Lalu, bahaya apa yang ditengarai oleh C. P. Snow dari adanya spesialisasi pendidikan itu?
Di bagian akhir kuliahnya, ia menyatakan dengan nada cemas bahwa bahaya dari itu
semua adalah “no society is going to be able to think with wisdom“. Masyarakat tidak dapat
berpikir bijak.

Kasus dua akademisi UGM tadi secara implisit membenarkan apa yang dicemaskan C. P.
Snow. Sebagai ilmuwan dari bidang sains (Fakultas Geografi), mereka berada di bawah
tuntutan objektivitas ilmu di dalam membuat sebuah putusan ilmiah. Segala
pertimbangan non-epistemik mesti disingkirkan supaya putusannya dinilai objektif.
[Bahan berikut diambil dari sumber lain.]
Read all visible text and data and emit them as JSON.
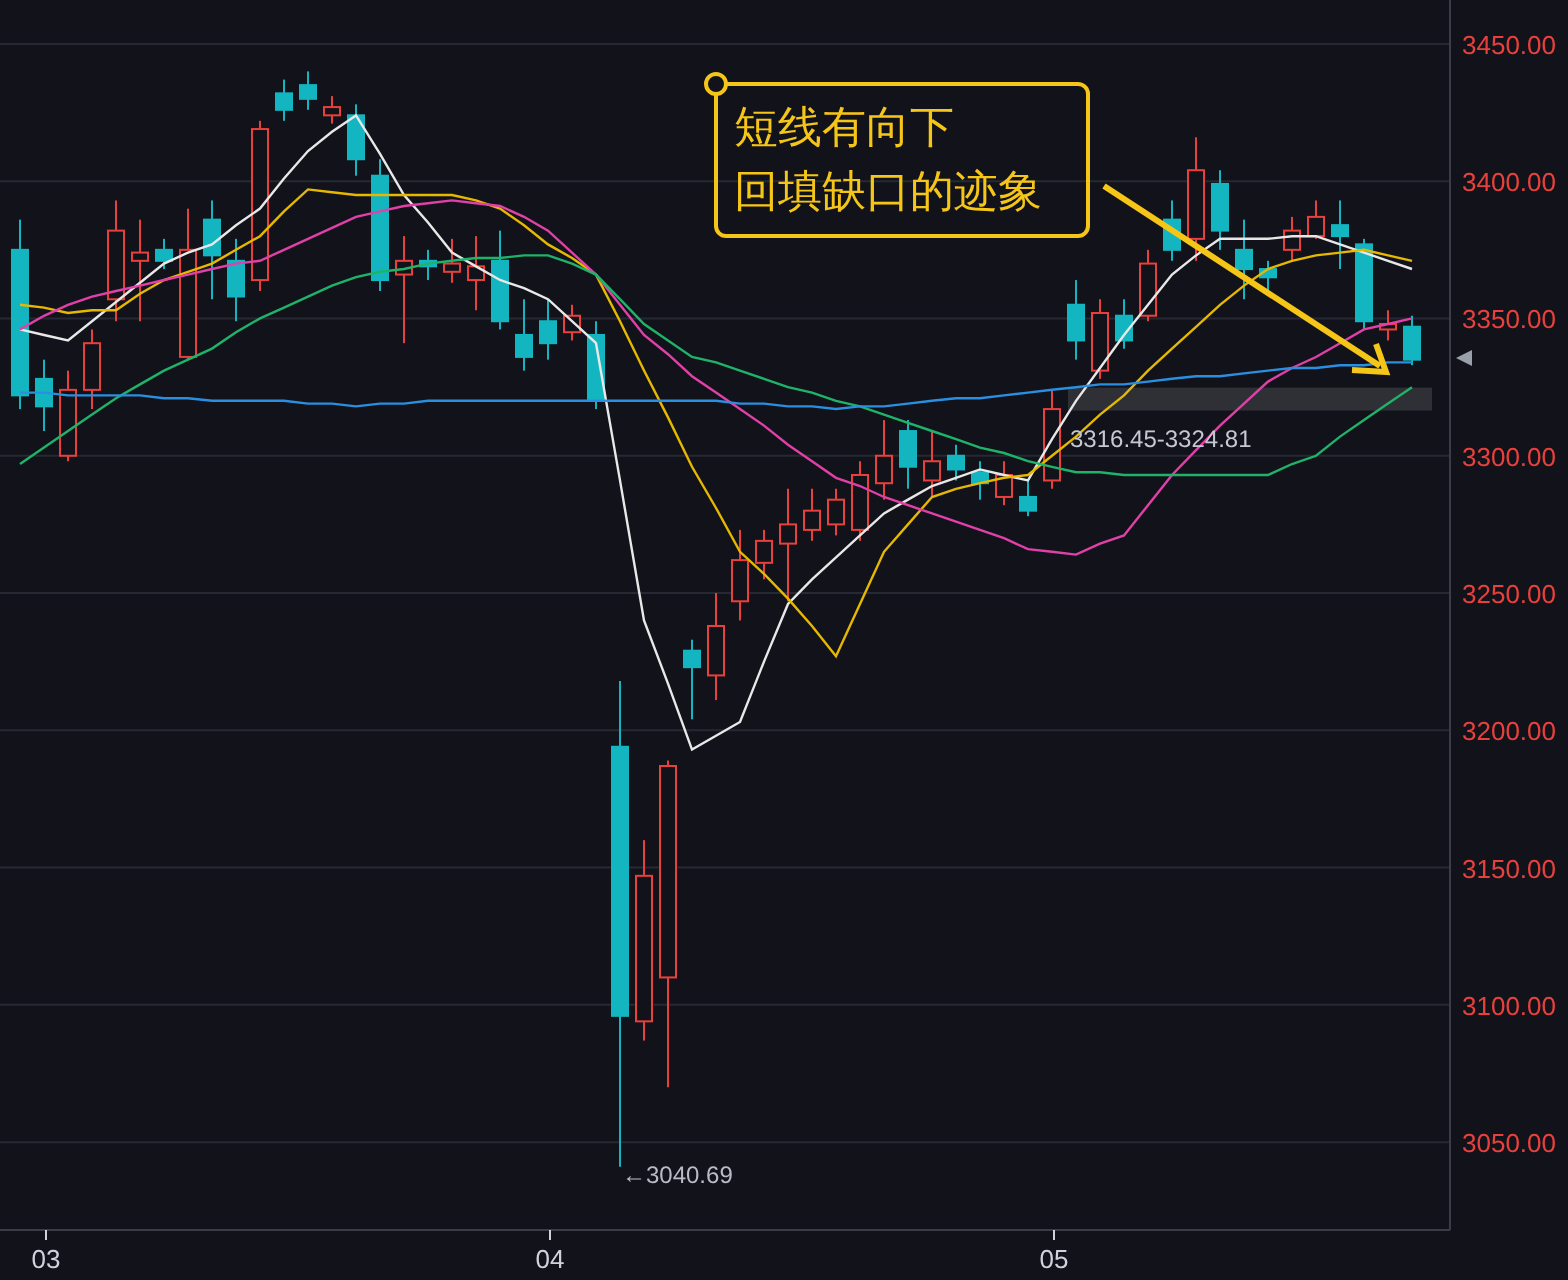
{
  "chart_data": {
    "type": "candlestick",
    "ylim": [
      3018,
      3466
    ],
    "grid": true,
    "categories": [
      null,
      "03",
      null,
      null,
      null,
      null,
      null,
      null,
      null,
      null,
      null,
      null,
      null,
      null,
      null,
      null,
      null,
      null,
      null,
      null,
      null,
      null,
      "04",
      null,
      null,
      null,
      null,
      null,
      null,
      null,
      null,
      null,
      null,
      null,
      null,
      null,
      null,
      null,
      null,
      null,
      null,
      null,
      null,
      "05",
      null,
      null,
      null,
      null,
      null,
      null,
      null,
      null,
      null,
      null,
      null,
      null,
      null,
      null,
      null
    ],
    "yticks": [
      {
        "value": 3450,
        "label": "3450.00"
      },
      {
        "value": 3400,
        "label": "3400.00"
      },
      {
        "value": 3350,
        "label": "3350.00"
      },
      {
        "value": 3300,
        "label": "3300.00"
      },
      {
        "value": 3250,
        "label": "3250.00"
      },
      {
        "value": 3200,
        "label": "3200.00"
      },
      {
        "value": 3150,
        "label": "3150.00"
      },
      {
        "value": 3100,
        "label": "3100.00"
      },
      {
        "value": 3050,
        "label": "3050.00"
      }
    ],
    "ohlc": [
      [
        3375,
        3386,
        3317,
        3322
      ],
      [
        3328,
        3335,
        3309,
        3318
      ],
      [
        3300,
        3331,
        3298,
        3324
      ],
      [
        3324,
        3346,
        3317,
        3341
      ],
      [
        3357,
        3393,
        3349,
        3382
      ],
      [
        3371,
        3386,
        3349,
        3374
      ],
      [
        3375,
        3379,
        3368,
        3371
      ],
      [
        3336,
        3390,
        3335,
        3375
      ],
      [
        3386,
        3393,
        3357,
        3373
      ],
      [
        3371,
        3379,
        3349,
        3358
      ],
      [
        3364,
        3422,
        3360,
        3419
      ],
      [
        3432,
        3437,
        3422,
        3426
      ],
      [
        3435,
        3440,
        3426,
        3430
      ],
      [
        3424,
        3431,
        3421,
        3427
      ],
      [
        3424,
        3428,
        3402,
        3408
      ],
      [
        3402,
        3408,
        3360,
        3364
      ],
      [
        3366,
        3380,
        3341,
        3371
      ],
      [
        3371,
        3375,
        3364,
        3369
      ],
      [
        3367,
        3379,
        3363,
        3370
      ],
      [
        3364,
        3380,
        3353,
        3369
      ],
      [
        3371,
        3382,
        3346,
        3349
      ],
      [
        3344,
        3357,
        3331,
        3336
      ],
      [
        3349,
        3357,
        3335,
        3341
      ],
      [
        3345,
        3355,
        3342,
        3351
      ],
      [
        3344,
        3349,
        3317,
        3320
      ],
      [
        3194,
        3218,
        3041,
        3096
      ],
      [
        3094,
        3160,
        3087,
        3147
      ],
      [
        3110,
        3189,
        3070,
        3187
      ],
      [
        3229,
        3233,
        3204,
        3223
      ],
      [
        3220,
        3250,
        3211,
        3238
      ],
      [
        3247,
        3273,
        3240,
        3262
      ],
      [
        3261,
        3273,
        3255,
        3269
      ],
      [
        3268,
        3288,
        3247,
        3275
      ],
      [
        3273,
        3288,
        3269,
        3280
      ],
      [
        3275,
        3288,
        3271,
        3284
      ],
      [
        3273,
        3298,
        3269,
        3293
      ],
      [
        3290,
        3313,
        3284,
        3300
      ],
      [
        3309,
        3313,
        3288,
        3296
      ],
      [
        3291,
        3309,
        3285,
        3298
      ],
      [
        3300,
        3304,
        3291,
        3295
      ],
      [
        3294,
        3298,
        3284,
        3290
      ],
      [
        3285,
        3298,
        3282,
        3293
      ],
      [
        3285,
        3291,
        3278,
        3280
      ],
      [
        3291,
        3324,
        3288,
        3317
      ],
      [
        3355,
        3364,
        3335,
        3342
      ],
      [
        3331,
        3357,
        3328,
        3352
      ],
      [
        3351,
        3357,
        3339,
        3342
      ],
      [
        3351,
        3375,
        3349,
        3370
      ],
      [
        3386,
        3393,
        3371,
        3375
      ],
      [
        3379,
        3416,
        3371,
        3404
      ],
      [
        3399,
        3404,
        3375,
        3382
      ],
      [
        3375,
        3386,
        3357,
        3368
      ],
      [
        3368,
        3371,
        3360,
        3365
      ],
      [
        3375,
        3387,
        3371,
        3382
      ],
      [
        3380,
        3393,
        3379,
        3387
      ],
      [
        3384,
        3393,
        3368,
        3380
      ],
      [
        3377,
        3379,
        3346,
        3349
      ],
      [
        3346,
        3353,
        3342,
        3348
      ],
      [
        3347,
        3351,
        3333,
        3335
      ]
    ],
    "series": [
      {
        "type": "line",
        "color": "#e8e8e8",
        "values": [
          3346,
          3344,
          3342,
          3349,
          3356,
          3363,
          3370,
          3374,
          3377,
          3384,
          3390,
          3401,
          3411,
          3418,
          3424,
          3410,
          3395,
          3385,
          3374,
          3369,
          3364,
          3361,
          3357,
          3349,
          3341,
          3291,
          3240,
          3217,
          3193,
          3198,
          3203,
          3225,
          3246,
          3255,
          3263,
          3271,
          3279,
          3284,
          3289,
          3292,
          3295,
          3293,
          3291,
          3306,
          3320,
          3332,
          3344,
          3355,
          3366,
          3373,
          3379,
          3379,
          3379,
          3380,
          3380,
          3377,
          3374,
          3371,
          3368
        ]
      },
      {
        "type": "line",
        "color": "#e6b800",
        "values": [
          3355,
          3354,
          3352,
          3353,
          3353,
          3359,
          3364,
          3367,
          3370,
          3375,
          3380,
          3389,
          3397,
          3396,
          3395,
          3395,
          3395,
          3395,
          3395,
          3393,
          3390,
          3384,
          3377,
          3372,
          3366,
          3349,
          3331,
          3314,
          3296,
          3281,
          3265,
          3257,
          3248,
          3238,
          3227,
          3246,
          3265,
          3275,
          3285,
          3288,
          3290,
          3292,
          3293,
          3300,
          3307,
          3315,
          3322,
          3331,
          3339,
          3347,
          3355,
          3362,
          3368,
          3371,
          3373,
          3374,
          3375,
          3373,
          3371
        ]
      },
      {
        "type": "line",
        "color": "#e040a8",
        "values": [
          3346,
          3351,
          3355,
          3358,
          3360,
          3362,
          3364,
          3366,
          3368,
          3370,
          3371,
          3375,
          3379,
          3383,
          3387,
          3389,
          3391,
          3392,
          3393,
          3392,
          3391,
          3387,
          3382,
          3374,
          3366,
          3355,
          3344,
          3337,
          3329,
          3323,
          3317,
          3311,
          3304,
          3298,
          3292,
          3289,
          3285,
          3282,
          3279,
          3276,
          3273,
          3270,
          3266,
          3265,
          3264,
          3268,
          3271,
          3282,
          3293,
          3302,
          3311,
          3319,
          3327,
          3332,
          3336,
          3341,
          3346,
          3348,
          3350
        ]
      },
      {
        "type": "line",
        "color": "#1fb36a",
        "values": [
          3297,
          3303,
          3309,
          3315,
          3321,
          3326,
          3331,
          3335,
          3339,
          3345,
          3350,
          3354,
          3358,
          3362,
          3365,
          3367,
          3368,
          3370,
          3371,
          3372,
          3372,
          3373,
          3373,
          3370,
          3366,
          3357,
          3348,
          3342,
          3336,
          3334,
          3331,
          3328,
          3325,
          3323,
          3320,
          3318,
          3315,
          3312,
          3309,
          3306,
          3303,
          3301,
          3298,
          3296,
          3294,
          3294,
          3293,
          3293,
          3293,
          3293,
          3293,
          3293,
          3293,
          3297,
          3300,
          3307,
          3313,
          3319,
          3325
        ]
      },
      {
        "type": "line",
        "color": "#2a8fe0",
        "values": [
          3323,
          3323,
          3322,
          3322,
          3322,
          3322,
          3321,
          3321,
          3320,
          3320,
          3320,
          3320,
          3319,
          3319,
          3318,
          3319,
          3319,
          3320,
          3320,
          3320,
          3320,
          3320,
          3320,
          3320,
          3320,
          3320,
          3320,
          3320,
          3320,
          3320,
          3319,
          3319,
          3318,
          3318,
          3317,
          3318,
          3318,
          3319,
          3320,
          3321,
          3321,
          3322,
          3323,
          3324,
          3325,
          3326,
          3326,
          3327,
          3328,
          3329,
          3329,
          3330,
          3331,
          3332,
          3332,
          3333,
          3333,
          3334,
          3334
        ]
      }
    ],
    "bands": [
      {
        "axis": "y",
        "from": 3316.45,
        "to": 3324.81,
        "label": "3316.45-3324.81"
      }
    ],
    "annotations": [
      "短线有向下",
      "回填缺口的迹象",
      "←3040.69"
    ]
  }
}
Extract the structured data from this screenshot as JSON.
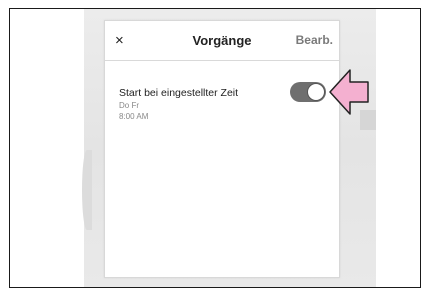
{
  "header": {
    "close_symbol": "×",
    "title": "Vorgänge",
    "edit_label": "Bearb."
  },
  "item": {
    "title": "Start bei eingestellter Zeit",
    "days": "Do Fr",
    "time": "8:00 AM",
    "toggle_on": true
  },
  "colors": {
    "pointer_arrow": "#f4b0d0",
    "toggle_track": "#6f6f6f"
  }
}
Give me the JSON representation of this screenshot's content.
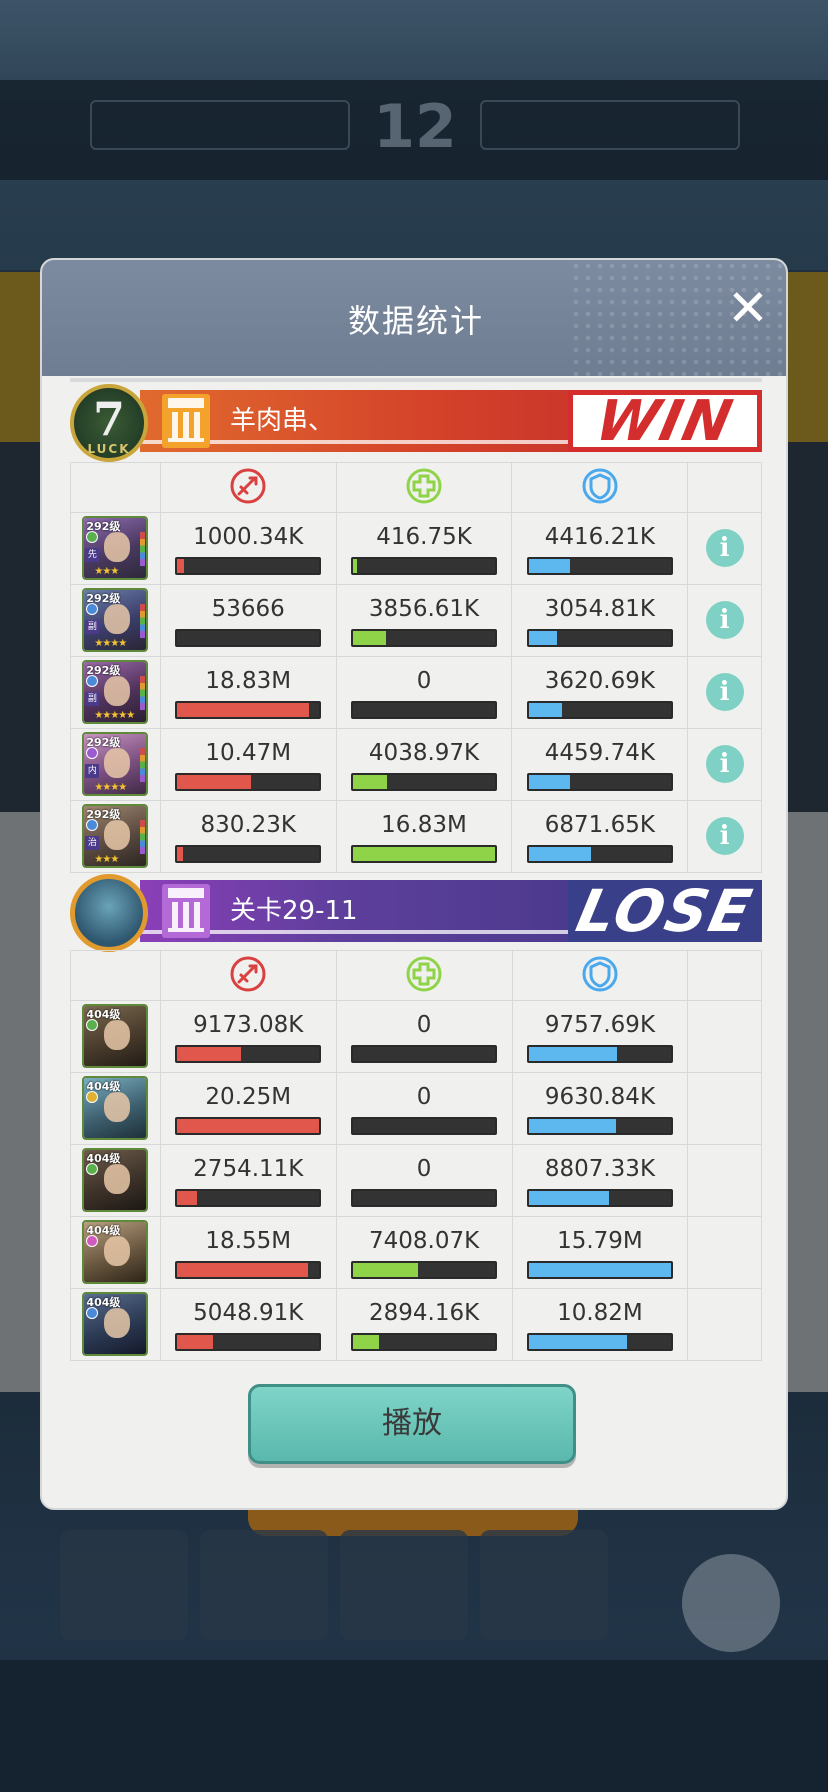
{
  "background": {
    "hud_score": "12"
  },
  "modal": {
    "title": "数据统计",
    "close_label": "✕",
    "play_label": "播放"
  },
  "teams": [
    {
      "name": "羊肉串、",
      "result": "WIN",
      "badge": {
        "number": "7",
        "word": "LUCK"
      },
      "stat_icons": [
        "attack-icon",
        "heal-icon",
        "shield-icon"
      ],
      "heroes": [
        {
          "level": "292级",
          "tag": "先",
          "stars": "★★★",
          "element_color": "#5ab04c",
          "damage": "1000.34K",
          "damage_pct": 0.05,
          "heal": "416.75K",
          "heal_pct": 0.02,
          "defense": "4416.21K",
          "defense_pct": 0.29
        },
        {
          "level": "292级",
          "tag": "副",
          "stars": "★★★★",
          "element_color": "#4a8ad6",
          "damage": "53666",
          "damage_pct": 0.0,
          "heal": "3856.61K",
          "heal_pct": 0.23,
          "defense": "3054.81K",
          "defense_pct": 0.2
        },
        {
          "level": "292级",
          "tag": "副",
          "stars": "★★★★★",
          "element_color": "#4a8ad6",
          "damage": "18.83M",
          "damage_pct": 0.93,
          "heal": "0",
          "heal_pct": 0.0,
          "defense": "3620.69K",
          "defense_pct": 0.23
        },
        {
          "level": "292级",
          "tag": "内",
          "stars": "★★★★",
          "element_color": "#9a5ad0",
          "damage": "10.47M",
          "damage_pct": 0.52,
          "heal": "4038.97K",
          "heal_pct": 0.24,
          "defense": "4459.74K",
          "defense_pct": 0.29
        },
        {
          "level": "292级",
          "tag": "治",
          "stars": "★★★",
          "element_color": "#4a8ad6",
          "damage": "830.23K",
          "damage_pct": 0.04,
          "heal": "16.83M",
          "heal_pct": 1.0,
          "defense": "6871.65K",
          "defense_pct": 0.44
        }
      ]
    },
    {
      "name": "关卡29-11",
      "result": "LOSE",
      "stat_icons": [
        "attack-icon",
        "heal-icon",
        "shield-icon"
      ],
      "heroes": [
        {
          "level": "404级",
          "element_color": "#5ab04c",
          "damage": "9173.08K",
          "damage_pct": 0.45,
          "heal": "0",
          "heal_pct": 0.0,
          "defense": "9757.69K",
          "defense_pct": 0.62
        },
        {
          "level": "404级",
          "element_color": "#e0b030",
          "damage": "20.25M",
          "damage_pct": 1.0,
          "heal": "0",
          "heal_pct": 0.0,
          "defense": "9630.84K",
          "defense_pct": 0.61
        },
        {
          "level": "404级",
          "element_color": "#5ab04c",
          "damage": "2754.11K",
          "damage_pct": 0.14,
          "heal": "0",
          "heal_pct": 0.0,
          "defense": "8807.33K",
          "defense_pct": 0.56
        },
        {
          "level": "404级",
          "element_color": "#d05ac0",
          "damage": "18.55M",
          "damage_pct": 0.92,
          "heal": "7408.07K",
          "heal_pct": 0.46,
          "defense": "15.79M",
          "defense_pct": 1.0
        },
        {
          "level": "404级",
          "element_color": "#4a8ad6",
          "damage": "5048.91K",
          "damage_pct": 0.25,
          "heal": "2894.16K",
          "heal_pct": 0.18,
          "defense": "10.82M",
          "defense_pct": 0.69
        }
      ]
    }
  ],
  "colors": {
    "damage_bar": "#e2574c",
    "heal_bar": "#8fd448",
    "defense_bar": "#5db8f0",
    "info_button": "#7ed1c4",
    "play_button": "#6cc6ba"
  }
}
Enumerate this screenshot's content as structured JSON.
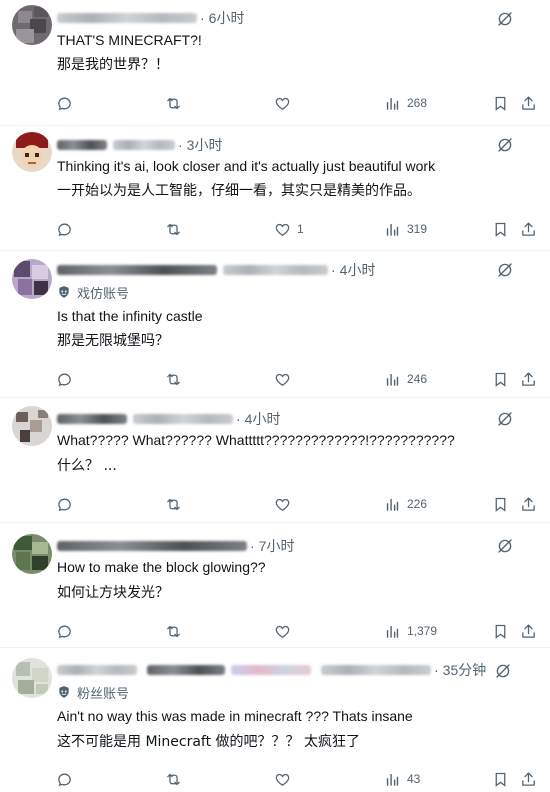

Mungkin saja putusan yang dibuat mereka memang benar-benar ilmiah dan objektif.
Namun, karena mereka sama sekali tidak memperhatikan pertimbangan non-epistemik,
seperti dampak sosial-budaya dan masalah kemanusiaan, maka putusannya justru
membikin petani Rembang menjerit.

Saat itulah pendidikan—alih-alih mendekatkan—justru mengasingkan kaum terdidik dari


lingkungan sosialnya, dari persoalan nyata umat manusia. Kaum terdidik mengabdi
untuk ilmunya, bukan untuk kamaslahatan umat manusia. Saat itulah juga postulat “ilmu
untuk ilmu” keras bergema.

Merawat Imajinasi, Mengasah Emosi

Lantas apa yang bisa membuat pendidikan gayut dengan nilai kemanusiaan; yang dapat
membikin kaum terdidik membuka mata terhadap masalah manusia dalam kehidupan?!

3/4
Suara minor dari Amerika mesti kita dengarkan. Suara itu keluar dari sosok seorang
perempuan, Martha Nussbaum (1947-…). Dalam From Disgust to Humanity (2010), ia
mengajak kita untuk melatih imajinasi. Dengan imajinasi kita dapat membayangkan
keberadaan orang lain; nasib orang lain; dan penderitaan orang lain.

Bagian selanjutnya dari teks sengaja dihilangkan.